Today, we'll talk about row goals. The optimizer in SQL Server has a feature that can bias plan choices to retrieve a certain number of rows quickly instead of the whole results. This shows up in a few places, but the primary areas are in TOP N queries and in subqueries that need to check for the existance of "a" row - WHERE EXISTS, for example. The query hint "option (fast N)" also translates into the same feature.
One of the problems that can arise with row goals is that the query plan can change when you add them into a query request. Especially with the option(fast N) hint, you can find cases where the first row may come back quickly but the whole results come back more slowly. So, if you send option(fast N) but retrieve the whole results, your system won't perform as well.
Effectively, we bias the optimizer to favor plans that can return a few rows quickly compared to the minimum cost to return all rows. In practice, this often means that joins will choose nested loops joins for row-goal limited plans and hash joins otherwise.

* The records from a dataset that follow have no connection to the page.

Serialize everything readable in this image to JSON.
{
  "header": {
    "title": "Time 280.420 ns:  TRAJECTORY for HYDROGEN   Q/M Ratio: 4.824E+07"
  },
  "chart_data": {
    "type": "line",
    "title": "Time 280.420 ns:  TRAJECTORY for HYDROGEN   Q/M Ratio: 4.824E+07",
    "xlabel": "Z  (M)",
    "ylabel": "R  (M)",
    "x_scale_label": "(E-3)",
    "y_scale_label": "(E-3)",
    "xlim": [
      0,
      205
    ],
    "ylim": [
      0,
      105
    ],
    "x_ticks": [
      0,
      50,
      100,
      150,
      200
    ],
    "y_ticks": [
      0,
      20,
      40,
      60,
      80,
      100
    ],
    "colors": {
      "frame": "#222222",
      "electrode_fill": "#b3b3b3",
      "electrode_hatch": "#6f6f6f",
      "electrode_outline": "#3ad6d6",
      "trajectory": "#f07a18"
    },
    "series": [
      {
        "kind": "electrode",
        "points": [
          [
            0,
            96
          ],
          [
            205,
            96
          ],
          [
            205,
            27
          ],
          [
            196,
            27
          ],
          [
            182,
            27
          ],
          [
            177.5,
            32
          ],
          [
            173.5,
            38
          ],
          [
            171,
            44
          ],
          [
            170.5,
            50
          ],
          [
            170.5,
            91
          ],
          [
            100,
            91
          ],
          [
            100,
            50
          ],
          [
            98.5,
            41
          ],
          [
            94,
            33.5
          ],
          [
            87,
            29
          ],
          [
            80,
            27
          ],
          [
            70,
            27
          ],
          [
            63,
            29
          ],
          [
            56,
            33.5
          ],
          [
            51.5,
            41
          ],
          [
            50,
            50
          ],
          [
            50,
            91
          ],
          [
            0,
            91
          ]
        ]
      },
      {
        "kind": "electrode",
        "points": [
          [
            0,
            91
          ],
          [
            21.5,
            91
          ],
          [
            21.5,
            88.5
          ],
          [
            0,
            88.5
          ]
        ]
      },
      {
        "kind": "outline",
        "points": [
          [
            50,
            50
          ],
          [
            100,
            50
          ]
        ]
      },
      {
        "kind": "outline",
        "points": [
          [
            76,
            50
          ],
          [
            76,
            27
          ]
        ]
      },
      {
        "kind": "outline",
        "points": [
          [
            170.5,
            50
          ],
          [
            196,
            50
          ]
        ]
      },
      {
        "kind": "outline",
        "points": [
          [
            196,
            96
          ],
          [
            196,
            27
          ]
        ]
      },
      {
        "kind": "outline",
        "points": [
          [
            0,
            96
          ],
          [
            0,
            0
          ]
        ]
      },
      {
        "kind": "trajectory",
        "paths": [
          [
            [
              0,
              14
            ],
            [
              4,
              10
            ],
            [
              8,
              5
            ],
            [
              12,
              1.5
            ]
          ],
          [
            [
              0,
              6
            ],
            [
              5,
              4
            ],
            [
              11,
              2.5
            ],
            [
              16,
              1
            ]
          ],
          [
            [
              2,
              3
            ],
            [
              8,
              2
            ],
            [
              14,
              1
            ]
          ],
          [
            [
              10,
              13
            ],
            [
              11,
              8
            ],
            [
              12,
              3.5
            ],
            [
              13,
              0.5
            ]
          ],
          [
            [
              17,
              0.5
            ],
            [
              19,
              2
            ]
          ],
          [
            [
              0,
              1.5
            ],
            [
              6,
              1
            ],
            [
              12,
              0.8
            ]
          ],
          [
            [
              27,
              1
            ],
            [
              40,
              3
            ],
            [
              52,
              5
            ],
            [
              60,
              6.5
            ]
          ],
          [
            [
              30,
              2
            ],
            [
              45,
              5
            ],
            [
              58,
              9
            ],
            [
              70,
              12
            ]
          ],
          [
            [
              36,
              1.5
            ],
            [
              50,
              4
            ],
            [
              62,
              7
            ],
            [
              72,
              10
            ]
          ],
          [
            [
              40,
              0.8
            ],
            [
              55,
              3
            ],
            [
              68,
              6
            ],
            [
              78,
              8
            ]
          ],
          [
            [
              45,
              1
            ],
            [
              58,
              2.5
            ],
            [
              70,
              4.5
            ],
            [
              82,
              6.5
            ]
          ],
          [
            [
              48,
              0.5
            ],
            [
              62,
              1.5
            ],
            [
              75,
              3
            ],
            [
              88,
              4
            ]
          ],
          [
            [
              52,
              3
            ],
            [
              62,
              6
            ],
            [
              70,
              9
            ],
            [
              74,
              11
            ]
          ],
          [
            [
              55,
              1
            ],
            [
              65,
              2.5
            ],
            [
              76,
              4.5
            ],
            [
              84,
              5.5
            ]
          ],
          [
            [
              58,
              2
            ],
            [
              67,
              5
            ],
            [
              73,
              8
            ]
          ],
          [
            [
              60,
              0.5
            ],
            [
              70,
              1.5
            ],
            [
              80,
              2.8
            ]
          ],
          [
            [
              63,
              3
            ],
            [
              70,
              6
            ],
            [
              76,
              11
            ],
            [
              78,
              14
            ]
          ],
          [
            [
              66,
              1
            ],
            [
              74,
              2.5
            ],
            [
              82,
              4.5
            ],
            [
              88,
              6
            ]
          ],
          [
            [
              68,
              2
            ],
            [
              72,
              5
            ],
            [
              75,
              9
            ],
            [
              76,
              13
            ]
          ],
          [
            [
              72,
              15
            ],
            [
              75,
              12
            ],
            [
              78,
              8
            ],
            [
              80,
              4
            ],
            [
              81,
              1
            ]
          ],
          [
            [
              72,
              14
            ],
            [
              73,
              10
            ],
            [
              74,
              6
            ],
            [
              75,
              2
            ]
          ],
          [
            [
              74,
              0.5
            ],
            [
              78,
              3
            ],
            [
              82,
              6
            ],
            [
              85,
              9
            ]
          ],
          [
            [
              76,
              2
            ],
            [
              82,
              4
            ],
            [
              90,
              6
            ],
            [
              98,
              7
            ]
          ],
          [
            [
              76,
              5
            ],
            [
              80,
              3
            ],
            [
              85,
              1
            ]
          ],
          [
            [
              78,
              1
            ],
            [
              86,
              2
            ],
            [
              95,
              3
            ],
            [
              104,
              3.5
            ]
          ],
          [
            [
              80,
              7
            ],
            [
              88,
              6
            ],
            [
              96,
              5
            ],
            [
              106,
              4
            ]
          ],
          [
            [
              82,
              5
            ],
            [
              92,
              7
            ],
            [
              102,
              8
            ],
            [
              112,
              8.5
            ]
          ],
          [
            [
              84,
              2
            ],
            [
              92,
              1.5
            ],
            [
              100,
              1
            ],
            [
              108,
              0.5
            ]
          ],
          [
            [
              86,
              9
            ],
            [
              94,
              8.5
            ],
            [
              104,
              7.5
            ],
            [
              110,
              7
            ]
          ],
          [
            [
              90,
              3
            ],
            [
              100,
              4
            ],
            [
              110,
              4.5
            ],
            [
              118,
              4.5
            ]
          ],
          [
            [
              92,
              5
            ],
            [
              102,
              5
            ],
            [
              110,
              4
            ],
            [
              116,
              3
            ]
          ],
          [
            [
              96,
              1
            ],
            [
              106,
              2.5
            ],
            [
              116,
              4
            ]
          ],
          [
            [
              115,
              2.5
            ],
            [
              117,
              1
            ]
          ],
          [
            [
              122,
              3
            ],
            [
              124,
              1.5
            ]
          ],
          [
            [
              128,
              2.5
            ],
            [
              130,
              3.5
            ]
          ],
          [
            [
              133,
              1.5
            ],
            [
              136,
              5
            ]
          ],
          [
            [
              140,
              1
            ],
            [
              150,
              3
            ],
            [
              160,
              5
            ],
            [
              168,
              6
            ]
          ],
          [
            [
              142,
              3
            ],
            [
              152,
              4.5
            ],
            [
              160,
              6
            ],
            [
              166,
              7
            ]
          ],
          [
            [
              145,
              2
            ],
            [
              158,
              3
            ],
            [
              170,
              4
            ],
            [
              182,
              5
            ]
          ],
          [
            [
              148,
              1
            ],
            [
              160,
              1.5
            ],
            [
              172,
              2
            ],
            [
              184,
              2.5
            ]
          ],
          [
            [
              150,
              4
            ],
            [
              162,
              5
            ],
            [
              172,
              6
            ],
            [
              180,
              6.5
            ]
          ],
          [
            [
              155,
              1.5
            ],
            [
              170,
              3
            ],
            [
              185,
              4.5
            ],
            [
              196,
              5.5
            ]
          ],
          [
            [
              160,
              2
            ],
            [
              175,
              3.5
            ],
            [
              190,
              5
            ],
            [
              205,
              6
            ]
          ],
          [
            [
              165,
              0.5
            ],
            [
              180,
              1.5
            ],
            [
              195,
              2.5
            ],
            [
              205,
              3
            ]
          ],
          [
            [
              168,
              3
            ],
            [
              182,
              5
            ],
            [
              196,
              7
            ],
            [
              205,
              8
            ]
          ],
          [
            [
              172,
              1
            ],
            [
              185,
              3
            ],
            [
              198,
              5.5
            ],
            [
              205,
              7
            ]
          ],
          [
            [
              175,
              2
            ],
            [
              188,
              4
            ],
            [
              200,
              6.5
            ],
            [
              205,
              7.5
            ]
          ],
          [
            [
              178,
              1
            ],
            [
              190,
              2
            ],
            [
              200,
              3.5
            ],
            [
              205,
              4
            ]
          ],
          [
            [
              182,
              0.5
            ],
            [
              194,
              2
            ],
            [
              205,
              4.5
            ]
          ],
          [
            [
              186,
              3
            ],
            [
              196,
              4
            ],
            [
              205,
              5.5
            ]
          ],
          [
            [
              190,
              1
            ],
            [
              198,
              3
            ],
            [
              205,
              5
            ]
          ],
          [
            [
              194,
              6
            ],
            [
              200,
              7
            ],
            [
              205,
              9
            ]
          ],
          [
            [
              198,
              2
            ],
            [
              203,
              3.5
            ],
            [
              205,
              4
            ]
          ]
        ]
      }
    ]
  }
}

The following example demonstrates the issue:
use tempdb
create table A(col1 int, col2 binary(100), col3 int)
declare @i int
set @i = 0
while @i < 5000
begin
insert into A(col1, col2, col3) values (@i, 0x3333, rand()*1000)
set @i = @i + 1
end
create clustered index i1 on A(col1)
set statistics time on
-- should pick a series of hash joins
select A1.* from
A as A1 inner join A as A2 on A1.col1 = A2.col1
inner join A as A3 on A1.col1 = A3.col1
-- if there is a row goal, we’ll pick the loop join plan that returns one (or a few) row(s) quickly
option (fast 1)
You can run these on your installation to see the time difference for retrieving all rows with the hash join plan vs. the loop join plan (just keep adding rows until you see the difference).